Hmm, well, LightQuery essentially uses a sort-merge, but I’m not sure how to implement it for non-equi-joins (or even if it’s possible).

Consider finding all pairs in a list that sum to 10. 1 and 9 and 9 and 1 would both work, but they are on opposite sides of the list.

How about creating an index for the join-predicate (sum) that points to the corresponding rows in each table that make the predicate true? Create, insert, and delete functions would have to be aware of the join-predicate and maintain the index.

Hmm, still a bit confused but Id be very happy to take a PR

I think I misunderstood your example.

Did you mean, given a sorted list of integers from 1 to 10, find all pairs that sum to 10? In that case, for each item n in the list, you could perform a binary search on the same list for item 10 - n which would require a total of n log n visits, or complexity O(n log n).

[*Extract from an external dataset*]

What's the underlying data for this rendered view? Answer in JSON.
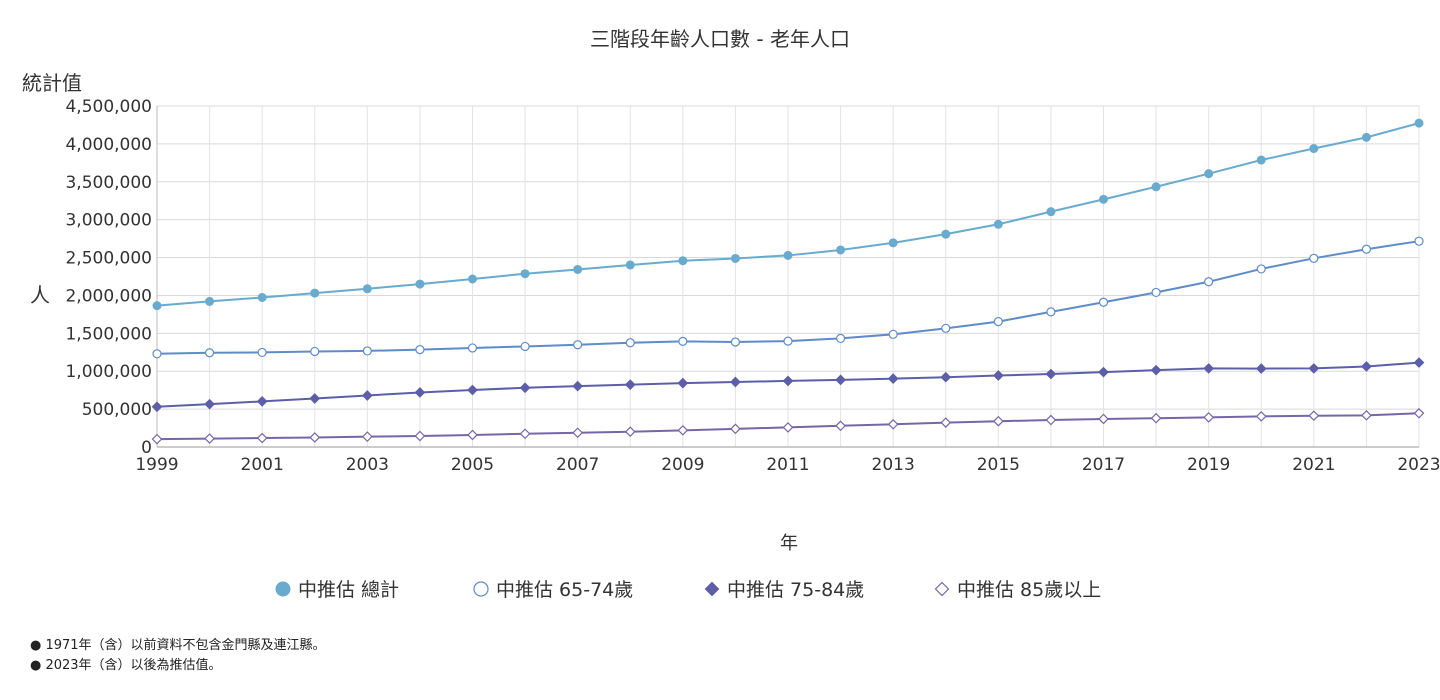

I agree that deriving a single general algorithm for all cases would be difficult if not impossible. You’d have to use a different algorithm for different scenarios.

I meant roughly

collect(Iterators.filter(((x, y),) -> x + y == 10, Iterators.product(1:10, 1:10)))

Yes, I think that’s what I described. You’re joining together the same list of consecutive integers from 1 to 10 and selecting those pairs whose sum is 10. While you can’t avoid visiting all of the list items at least once, for each of those items, if the list is sorted, you need revisit only log n items for a total of n log n iterations which is better than the n^2 iterations that your expression performs. If the list isn’t sorted, the join couldn’t benefit from a binary search and would require n^2 iterations. If your program had to perform this join multiple times, the join algorithm would benefit from pre-sorting the list and using the sorted list instead.

So, performance of equi-joins and non-equi-joins can both benefit from sorted data. Granted, this is easier to imagine than implement.

It seems to me that the optimizations you could make would depend heavily on the join function being used?

Yes, almost certainly, so it would likely require multiple algorithms to optimise such joins. Clearly, the highest cost-benefit would come from optimising equi-joins since these are most common, but the performance of many non-equi-join conditions might also benefit from equi-join optimisations.

In DataFrames.jl issue #2340, @bkamins and @andyferris are exploring ways using SplitApplyCombine.jl to improve performance of joins between DataFrames. Though it doesn’t address non-equi-joins in particular, @bkamins commented that he does intend to address them in the future.